LONG: Students are flocking to private schools where teachers are paid less, but why?

You can pretty much guarantee that year after year, teachers’ unions and their allies will make one claim:

—Our public school teachers are not paid enough and our public schools are underfunded.

It is happening right now in North Carolina, but there is something blatantly missing from the teacher pay debate.

If funding alone is the answer:

  • Why are thousands of parents and families choosing to explore their educational options through private, public charter, and home schools?
  • Why are those options consistently growing each year while enrollment in our state’s traditional public schools is consistently declining?
  • Why are private and public charter school teachers willing to accept dramatically lower pay when they could potentially earn more in traditional public schools?
  • And why, if teacher pay is so closely tied to quality education, are so many families choosing alternatives where teachers are paid less in schools that operate with less?

The latest trends may provide valuable insight to these questions.

For example, Wake County public schools grew by just 42 students for the 2018-2019 academic year rather than the projected 1,900 students. In contrast, nearly one in five North Carolina students are now opting out of traditional public schools. The number of public charters has nearly doubled since 2011 and homeschool growth surged nearly 67 percent between 2010 and 2018.

Interestingly, private school teachers earn significantly less than their counterparts in the public school system. According to the North Carolina Christian School Association, average annual teacher pay for members of the association is $21,700 in rural areas and $33,721 in more populated and urban regions.

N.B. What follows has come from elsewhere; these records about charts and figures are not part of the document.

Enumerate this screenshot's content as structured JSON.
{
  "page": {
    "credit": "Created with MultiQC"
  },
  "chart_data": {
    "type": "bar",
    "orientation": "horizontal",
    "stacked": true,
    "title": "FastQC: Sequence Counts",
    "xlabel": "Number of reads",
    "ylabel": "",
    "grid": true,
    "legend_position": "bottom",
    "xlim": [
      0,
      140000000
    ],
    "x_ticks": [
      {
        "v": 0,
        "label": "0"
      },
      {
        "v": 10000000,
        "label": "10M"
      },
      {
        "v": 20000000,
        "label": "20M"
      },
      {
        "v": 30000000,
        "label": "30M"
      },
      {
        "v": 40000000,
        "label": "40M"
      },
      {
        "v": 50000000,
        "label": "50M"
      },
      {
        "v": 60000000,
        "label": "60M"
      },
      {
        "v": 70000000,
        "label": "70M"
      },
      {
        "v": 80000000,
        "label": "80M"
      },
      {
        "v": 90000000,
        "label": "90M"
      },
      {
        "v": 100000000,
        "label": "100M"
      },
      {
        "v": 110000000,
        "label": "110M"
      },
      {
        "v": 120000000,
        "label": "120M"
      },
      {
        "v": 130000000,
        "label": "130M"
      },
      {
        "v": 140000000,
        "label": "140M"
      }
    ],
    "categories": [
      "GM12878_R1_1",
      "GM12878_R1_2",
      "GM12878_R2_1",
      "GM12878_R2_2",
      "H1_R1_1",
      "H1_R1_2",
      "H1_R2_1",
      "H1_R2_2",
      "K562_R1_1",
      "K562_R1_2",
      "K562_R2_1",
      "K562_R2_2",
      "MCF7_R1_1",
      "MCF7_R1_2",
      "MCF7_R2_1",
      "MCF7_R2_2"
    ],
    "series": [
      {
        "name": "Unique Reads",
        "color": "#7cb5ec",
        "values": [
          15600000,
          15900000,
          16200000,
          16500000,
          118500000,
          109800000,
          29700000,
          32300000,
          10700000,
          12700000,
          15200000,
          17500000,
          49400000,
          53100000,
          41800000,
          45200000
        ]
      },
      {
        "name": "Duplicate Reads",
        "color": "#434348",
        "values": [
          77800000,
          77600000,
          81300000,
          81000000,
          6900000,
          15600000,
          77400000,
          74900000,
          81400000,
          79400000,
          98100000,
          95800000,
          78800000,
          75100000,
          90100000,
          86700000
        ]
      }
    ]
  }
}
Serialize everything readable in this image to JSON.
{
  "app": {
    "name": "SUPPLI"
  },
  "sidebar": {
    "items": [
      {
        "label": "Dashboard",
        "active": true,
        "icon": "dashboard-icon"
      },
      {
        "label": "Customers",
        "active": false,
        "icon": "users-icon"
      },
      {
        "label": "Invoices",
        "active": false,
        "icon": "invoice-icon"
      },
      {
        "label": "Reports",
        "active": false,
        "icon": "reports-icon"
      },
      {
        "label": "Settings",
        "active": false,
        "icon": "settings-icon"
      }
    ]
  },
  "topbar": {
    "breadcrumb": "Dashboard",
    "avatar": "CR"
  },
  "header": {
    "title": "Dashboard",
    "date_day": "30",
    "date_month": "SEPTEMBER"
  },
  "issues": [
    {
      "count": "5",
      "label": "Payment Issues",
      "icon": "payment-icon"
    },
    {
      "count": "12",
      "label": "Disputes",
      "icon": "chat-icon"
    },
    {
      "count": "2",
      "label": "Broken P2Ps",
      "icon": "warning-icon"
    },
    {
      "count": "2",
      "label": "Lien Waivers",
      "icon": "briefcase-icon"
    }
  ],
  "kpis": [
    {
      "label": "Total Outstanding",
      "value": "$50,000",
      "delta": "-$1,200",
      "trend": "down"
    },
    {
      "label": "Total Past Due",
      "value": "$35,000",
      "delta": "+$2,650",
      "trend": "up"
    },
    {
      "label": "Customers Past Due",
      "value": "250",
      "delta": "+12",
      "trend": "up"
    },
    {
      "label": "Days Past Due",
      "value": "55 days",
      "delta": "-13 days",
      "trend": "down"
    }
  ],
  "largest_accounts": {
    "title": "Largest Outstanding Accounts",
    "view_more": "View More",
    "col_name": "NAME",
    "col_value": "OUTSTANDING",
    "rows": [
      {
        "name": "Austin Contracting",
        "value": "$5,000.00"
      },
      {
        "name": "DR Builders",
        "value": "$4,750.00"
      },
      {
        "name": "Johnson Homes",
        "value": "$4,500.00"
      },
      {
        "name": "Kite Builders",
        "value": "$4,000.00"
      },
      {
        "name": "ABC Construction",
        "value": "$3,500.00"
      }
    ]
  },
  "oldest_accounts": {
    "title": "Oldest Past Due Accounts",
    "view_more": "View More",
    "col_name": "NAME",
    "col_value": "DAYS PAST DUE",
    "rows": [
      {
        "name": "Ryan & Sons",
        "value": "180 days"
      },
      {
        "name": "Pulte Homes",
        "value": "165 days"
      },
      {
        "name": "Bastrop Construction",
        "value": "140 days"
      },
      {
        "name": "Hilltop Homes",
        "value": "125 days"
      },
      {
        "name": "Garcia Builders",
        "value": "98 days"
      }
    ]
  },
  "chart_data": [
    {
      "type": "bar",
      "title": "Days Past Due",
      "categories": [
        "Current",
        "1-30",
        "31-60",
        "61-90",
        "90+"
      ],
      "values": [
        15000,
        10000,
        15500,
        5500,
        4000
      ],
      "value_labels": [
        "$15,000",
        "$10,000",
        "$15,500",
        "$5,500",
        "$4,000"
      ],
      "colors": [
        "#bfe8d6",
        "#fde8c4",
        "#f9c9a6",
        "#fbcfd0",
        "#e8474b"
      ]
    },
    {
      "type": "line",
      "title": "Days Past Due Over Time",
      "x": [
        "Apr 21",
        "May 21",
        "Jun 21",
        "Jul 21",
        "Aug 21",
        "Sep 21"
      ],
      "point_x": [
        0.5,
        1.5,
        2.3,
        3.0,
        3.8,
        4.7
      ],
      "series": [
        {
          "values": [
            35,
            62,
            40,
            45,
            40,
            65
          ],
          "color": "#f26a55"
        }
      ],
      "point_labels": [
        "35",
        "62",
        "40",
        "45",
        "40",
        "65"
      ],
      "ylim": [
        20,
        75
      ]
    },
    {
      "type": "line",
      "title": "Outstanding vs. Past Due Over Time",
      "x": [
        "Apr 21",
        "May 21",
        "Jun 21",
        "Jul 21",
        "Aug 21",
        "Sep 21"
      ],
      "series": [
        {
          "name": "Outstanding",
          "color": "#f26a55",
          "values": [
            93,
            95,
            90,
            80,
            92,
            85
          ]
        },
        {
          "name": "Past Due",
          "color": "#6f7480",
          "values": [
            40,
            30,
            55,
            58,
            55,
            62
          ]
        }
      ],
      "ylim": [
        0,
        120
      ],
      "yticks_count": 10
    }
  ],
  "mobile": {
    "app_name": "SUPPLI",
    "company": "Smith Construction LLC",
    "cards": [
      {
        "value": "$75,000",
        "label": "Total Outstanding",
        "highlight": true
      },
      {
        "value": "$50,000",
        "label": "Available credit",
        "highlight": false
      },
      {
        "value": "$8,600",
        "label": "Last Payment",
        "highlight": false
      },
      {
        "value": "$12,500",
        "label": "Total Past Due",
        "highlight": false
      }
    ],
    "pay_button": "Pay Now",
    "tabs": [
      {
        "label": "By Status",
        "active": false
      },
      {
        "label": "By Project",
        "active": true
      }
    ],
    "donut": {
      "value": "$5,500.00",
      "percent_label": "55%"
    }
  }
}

According to ZipRecruiter, the average salary of a private school teacher in North Carolina is just over $30,000. The results are similar when we talk about public charter schools—a report from the Charlotte Observer showed that most public charter school teachers “make from the low $30,000s to the high $40,000s.”

By comparison, “public education only” advocates argue yet again that public school teachers should be better paid, decrying the official average of around $54,000 annually for teachers across the state.

I applaud the fact that NC public school teachers have received a pay raise every year for the last five. I also know that there is more to this equation than just pay, including consistent challenges with bureaucratic restrictions, lack of discipline and support from administration, safety concerns, unmanageable classroom size, ever-changing evaluation standards, restrictions on academic freedom, and the list goes on.

It is time we began looking beyond money alone to discover why school choice is blossoming. In doing so, it becomes more obvious why parents are increasingly choosing these alternatives—they are looking for a school that is the best fit for their child, instead of following an antiquated system that forces all children to fit into one box.

Most of those alternative schools have teachers who receive far less pay and operate with far less funds.  Educators and legislators must address what has been missing from the debate.

Only then will we be able to institute necessary educational reforms that will improve ALL schools to best meet the needs of their consumers: parents and children.

Mike Long is the President of Parents for Educational Freedom in North Carolina (PEFNC), a non-profit organization that advocates for quality educational options through parental school choice.